Die „Zweibeste“ hat mich (wie einst Lysistrata) durch angedrohten Liebes-Entzug (was für eine Strafe!?) zur Briefwahl genötigt. Sonst hätte ich diesmal nicht gewählt, obwohl ich gar nicht mehr weiß, wie oft ich selbst geschrieben habe, was doch das Recht, wählen zu dürfen, für ein Privileg der Freiheit ist. Aber konnten die Erfinder der Demokratie ahnen, dass wir dereinst nur noch die Wahl zwischen machtgeilen Zombies und Marionetten von Lobbys haben würden? Politiker, die mittlerweile eine Rente mit 67 durchgedrückt haben, aber selbst am liebsten noch mit debilen 70 ein Bundestagsmandat oder gar Ministerämter anstreben.

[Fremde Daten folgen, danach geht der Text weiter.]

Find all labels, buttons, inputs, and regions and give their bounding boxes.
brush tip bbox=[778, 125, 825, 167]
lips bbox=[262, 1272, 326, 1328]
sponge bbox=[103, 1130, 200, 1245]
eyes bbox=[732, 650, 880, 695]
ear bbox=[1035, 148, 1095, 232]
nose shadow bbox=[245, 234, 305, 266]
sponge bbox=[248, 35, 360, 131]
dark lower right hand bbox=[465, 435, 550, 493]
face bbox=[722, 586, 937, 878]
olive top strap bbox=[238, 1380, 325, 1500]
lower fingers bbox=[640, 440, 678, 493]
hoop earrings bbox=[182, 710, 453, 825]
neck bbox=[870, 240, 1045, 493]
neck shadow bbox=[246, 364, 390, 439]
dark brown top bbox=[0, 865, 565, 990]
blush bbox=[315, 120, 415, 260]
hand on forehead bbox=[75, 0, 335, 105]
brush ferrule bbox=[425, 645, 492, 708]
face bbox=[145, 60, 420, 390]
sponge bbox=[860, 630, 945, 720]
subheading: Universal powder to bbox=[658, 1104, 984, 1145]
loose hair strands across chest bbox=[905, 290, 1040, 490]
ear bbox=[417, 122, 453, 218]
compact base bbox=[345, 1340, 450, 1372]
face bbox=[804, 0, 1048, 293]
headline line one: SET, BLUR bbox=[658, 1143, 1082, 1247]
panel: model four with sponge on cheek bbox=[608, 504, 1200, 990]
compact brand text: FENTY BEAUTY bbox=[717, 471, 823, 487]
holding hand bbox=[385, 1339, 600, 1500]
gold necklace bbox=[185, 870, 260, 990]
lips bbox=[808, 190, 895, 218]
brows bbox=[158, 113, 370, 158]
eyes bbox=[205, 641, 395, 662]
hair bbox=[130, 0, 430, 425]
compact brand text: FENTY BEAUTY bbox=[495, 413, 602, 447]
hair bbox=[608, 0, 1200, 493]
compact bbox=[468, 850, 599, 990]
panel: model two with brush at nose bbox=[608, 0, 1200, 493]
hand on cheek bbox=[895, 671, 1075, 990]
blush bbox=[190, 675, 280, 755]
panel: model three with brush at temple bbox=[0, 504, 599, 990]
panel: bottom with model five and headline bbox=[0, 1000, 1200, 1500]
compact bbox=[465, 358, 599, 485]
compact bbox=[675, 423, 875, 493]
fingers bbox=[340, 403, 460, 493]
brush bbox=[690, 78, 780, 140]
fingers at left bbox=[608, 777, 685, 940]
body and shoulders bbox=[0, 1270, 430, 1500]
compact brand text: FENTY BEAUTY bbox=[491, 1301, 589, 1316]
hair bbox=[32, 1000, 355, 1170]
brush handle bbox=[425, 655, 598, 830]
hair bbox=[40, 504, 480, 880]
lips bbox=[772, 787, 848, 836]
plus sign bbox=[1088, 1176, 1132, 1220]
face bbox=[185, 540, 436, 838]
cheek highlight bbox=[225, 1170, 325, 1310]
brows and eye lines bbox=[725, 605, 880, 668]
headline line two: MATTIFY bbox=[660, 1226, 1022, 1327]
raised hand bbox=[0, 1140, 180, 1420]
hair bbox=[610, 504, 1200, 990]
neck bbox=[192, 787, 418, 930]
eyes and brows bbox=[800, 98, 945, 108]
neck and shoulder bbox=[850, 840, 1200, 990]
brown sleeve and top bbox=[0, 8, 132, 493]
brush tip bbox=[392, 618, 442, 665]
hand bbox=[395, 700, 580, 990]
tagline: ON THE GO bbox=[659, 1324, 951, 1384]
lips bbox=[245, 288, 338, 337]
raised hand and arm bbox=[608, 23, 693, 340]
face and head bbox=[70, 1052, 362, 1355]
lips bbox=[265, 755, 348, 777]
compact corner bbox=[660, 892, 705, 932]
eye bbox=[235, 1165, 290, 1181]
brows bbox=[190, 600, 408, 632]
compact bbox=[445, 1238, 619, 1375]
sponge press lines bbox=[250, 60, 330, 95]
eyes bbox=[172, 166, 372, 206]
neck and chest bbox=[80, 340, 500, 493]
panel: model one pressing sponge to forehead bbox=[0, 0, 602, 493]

Seht ihr, das meine ich mit der Alterswut!

Sie wird  auch hier in Italien, meiner Zweit-Heimat, gerade wieder besonders stimuliert..  Silvio Berlusconi ist zwar hier von Gesetzes wegen zu alt, um in den Knast zu gehen, aber auf sein Mandat beharrend, die Regierung durch Erpressung zum Scheitern zu bringen – das ist ihm dennoch erlaubt. Kein Wunder, bei einem Staatspräsidenten von bald  90. Wobei mir Giorgio Napolitano ehrlich gesagt  bei dem aktuellen Personal-Angebot hier sogar oft noch am vernünftigsten erscheint.

Wieso rastet der betagte Wähler oder die betagte Wählerin  (beide "als solche"), die ja schon viel haben mitmachen müssen, nicht mal am Lebensabend auf friedliche Art und Weise aus?

Die Antwort: Weil Leute unserer Generation viel zu gut erzogen wurden, um andere, die mit dem ICE durch die Kinderstube gerast zu sein scheinen,  auf deftig laute Art und Weise daran zu hindern, mit uns zu  tun, was ihnen beliebt. Wie beispielsweise in Italien auch der Grillo oder bei uns  besonders der Seehofer.

Einmal zu so einem Arschloch sagen, ohne gleich eine Zivilklage am Hals zu haben oder für sieben Jahre in der Klapse zu verschwinden wie der Mollath. Das wär's doch!

Was tue ich hingegen? 
Ich reagiere mich an einem armen Teufel mit (oder ohne?) Tourette-Syndrom ab: Den ganzen herrlichen Sommer lang stiefelte unser Burg-Geist Camillo zu den unmöglichsten Stunden Tag und Nacht zur Piazza hoch und pöbelte gegen nicht vorhandene Feinde und nutzte sein Spielzeug-Handy zu dramatischen Streitgesprächen mit wichtigen Menschen in Paris, Monaco und New York  (- wobei er nicht an so netten Ausdrücken wie culo, puttana, stronzo, rompo collioni und dergleichen sparte... - Neid!). Dann war es mir eines Abends doch echt zu bunt: 
Nachdem er mich zuerst tags zuvor nächtens nicht hatte schlafen lassen, dann tags darauf beim Schreiben störte und schlimmer noch arglosen Touristinnen Angst einjagte, schrie ich ihn beim nächsten Pöbeln publico derart an, dass er wie vom Blitz getroffen zusammensackte. Als er dann noch aufbegehren wollte, nannte ich ihn Culo und Cazzo (alle Schimpfworte bitte selbst nachschlagen!) und drohte ihm auch an, gleich zu ihm herunter zu kommen. Selten im Leben war ich derart aggressiv geworden.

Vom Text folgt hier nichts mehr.